Struts: The Complete Reference, 2nd Edition

A Brief History of Web Application Development

In order to fully understand and appreciate the need for and value of Struts, it's necessary to shed some light on how Web application development has evolved over the past several years. Initially the Internet was used primarily by the academic and military communities for sharing research information, most of which was in the form of static documents. Thus, originally, the Internet was mostly a mechanism for sharing files.

In 1995 the commercialization of the Internet began and there was an explosion of content made available on the Web. Similar to the research content that was being shared on the Web, the early commercial content principally consisted of text mixed with simple graphics. Hyperlinks were used to connect the content together. Although hyperlinks enabled the user to move from page to page, each page was still a static document that did not support other forms of user interaction. It wasn't long, though, before businesses wanted to be able to offer dynamic content that offered the user a richer, more interactive experience.

Before continuing, it will be helpful to explain precisely what is meant by dynamic content. In short, dynamic content is data that is specifically targeted for a particular user. For example, a user may want to check the price and availability of some item in an online store. The user enters the item name in an HTML form and the server supplies the response. The response is generated on the fly based on the request, and is thus dynamic content.

To fill the dynamic-content void, Web server software began to support the use of CGI scripts for creating applications that could run on a Web server and generate dynamic content back to a browser. CGI, or Common Gateway Interface, allowed Web servers to accept a request and execute a server-side program that would perform some action and then generate output on standard out. Web server software would then read that output and send it back to the requesting browser. Initially, many of these CGI scripts were written in Perl or other Unix-based scripting languages. Over time, though, as the applications being built to run as CGI scripts grew in complexity, more application-oriented languages like C and C++ were being used to create larger, more robust applications. With the advent of HTML forms, CGI scripts also were able to receive data from the browser and process it. As most readers know, HTML forms allow data entry on a Web page. That data could be sent to a CGI script on the server and then manipulated, stored, or otherwise processed.

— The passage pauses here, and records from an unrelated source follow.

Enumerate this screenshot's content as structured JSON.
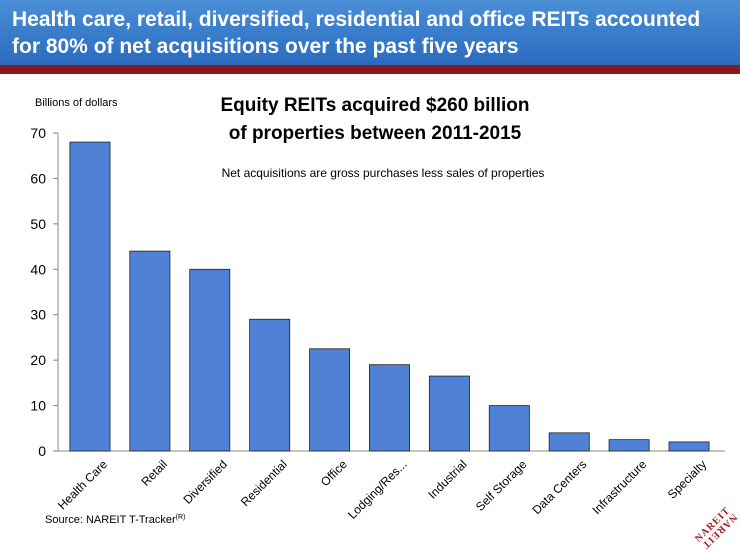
{
  "header": {
    "title": "Health care, retail, diversified, residential and office REITs accounted for 80% of net acquisitions over the past five years"
  },
  "colors": {
    "header": "#2f74c8",
    "header_rule": "#8a1a1a",
    "bar": "#4f81d6",
    "logo": "#a01c22"
  },
  "chart_data": {
    "type": "bar",
    "title_lines": [
      "Equity REITs acquired $260 billion",
      "of properties between 2011-2015"
    ],
    "subtitle": "Net acquisitions are gross purchases less sales of properties",
    "units_label": "Billions of dollars",
    "categories": [
      "Health Care",
      "Retail",
      "Diversified",
      "Residential",
      "Office",
      "Lodging/Res...",
      "Industrial",
      "Self Storage",
      "Data Centers",
      "Infrastructure",
      "Specialty"
    ],
    "values": [
      68,
      44,
      40,
      29,
      22.5,
      19,
      16.5,
      10,
      4,
      2.5,
      2
    ],
    "ylim": [
      0,
      70
    ],
    "yticks": [
      0,
      10,
      20,
      30,
      40,
      50,
      60,
      70
    ],
    "grid": false,
    "legend": "none"
  },
  "source": {
    "label": "Source: NAREIT T-Tracker",
    "superscript": "(R)"
  },
  "logo": {
    "line1": "NAREIT",
    "line2": "NAREIT"
  }
}
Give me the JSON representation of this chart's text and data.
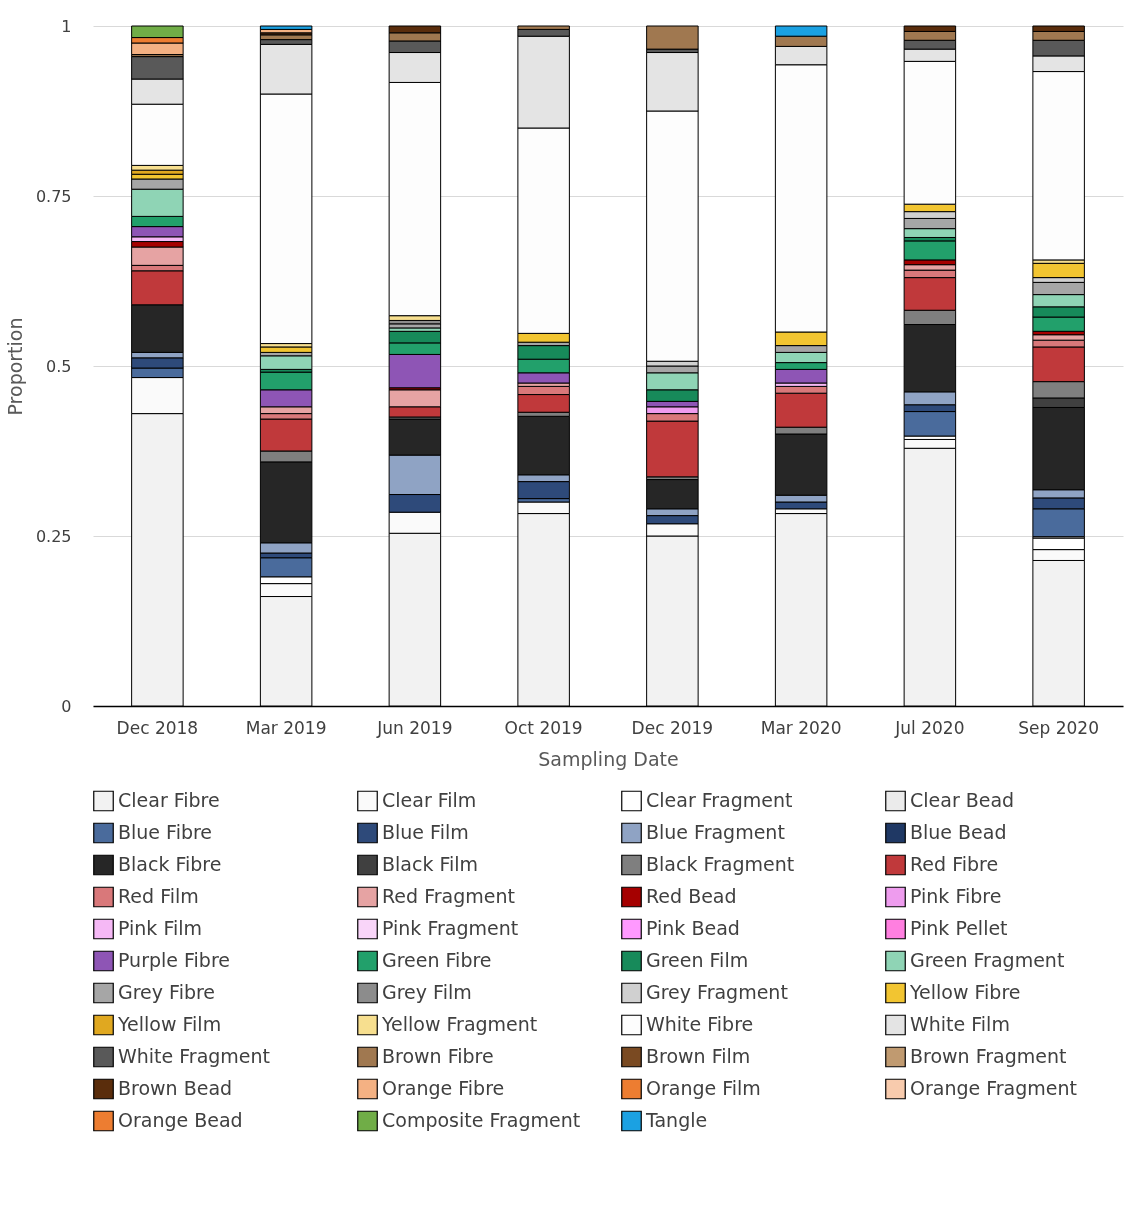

Around the same time that CGI-based application development was becoming popular on the server side, the Java programming language was introduced, with an initial focus on applets. Applets gave the Web developer the ability to add rich, dynamic functionality to Web pages. Because Java offered the promise of "write once and run anywhere" programs, any browser that supported Java could run the applets. For the first time, developers could easily include dynamic content on a Web page.

For the same reasons that Java began to blossom on the client side with applets, Java also began to make inroads on the server side with the advent of servlet technology in 1997. Servlets solved many of the shortcomings of CGI, such as portability and efficiency, and offered a Java-based solution for the Web application paradigm. Servlets are portable across operating systems and can run on any server that has a Java Virtual Machine (JVM) and servlet container. Thus, they also benefit from Java's "write once, run anywhere" philosophy. Servlets have a more efficient execution model than CGIs because they are multithreaded instead of requiring a new process for each request. Servlets also have access to Java's vast libraries, including the JDBC APIs.

After servlets were introduced, Sun released the JavaServer Pages (JSP) technology as an extension to the servlet technology. JSPs take the reverse approach from servlets to building Web applications by having Java code intermingled in an HTML-based page. When a request is made to the server for a JSP, the Java servlet container checks if the JSP has already been compiled into a servlet. If it has, it proceeds to execute the servlet. If the JSP has not yet been compiled into a servlet, the server container converts the JSP code into a Java source file and then compiles that source so that subsequent requests to the JSP will find the servlet already compiled and ready to execute.

The nice thing about this approach is that changes to the JSP HTML can be made without having to manually recompile the code. The server container manages the compilation and will recognize that the HTML in the JSP has changed and recompile the JSP into a servlet for you. JSPs solve the problem of presentation code (HTML) being embedded in servlets, which made development cumbersome because HTML authors had to wade through Java code to edit HTML (not a good separation of responsibilities). In contrast, HTML developers can work on JSPs directly without interfering with Java code.

As the preceding discussion shows, many of the changes in Web-based development that have occurred over the past several years have been driven by the desire to efficiently include dynamic content in a Web page. Streamlining the use of dynamic content has been, and remains, one of the more important issues associated with the Internet and the applications that use it. As you will see, Struts is part of the solution to the dynamic-content problem.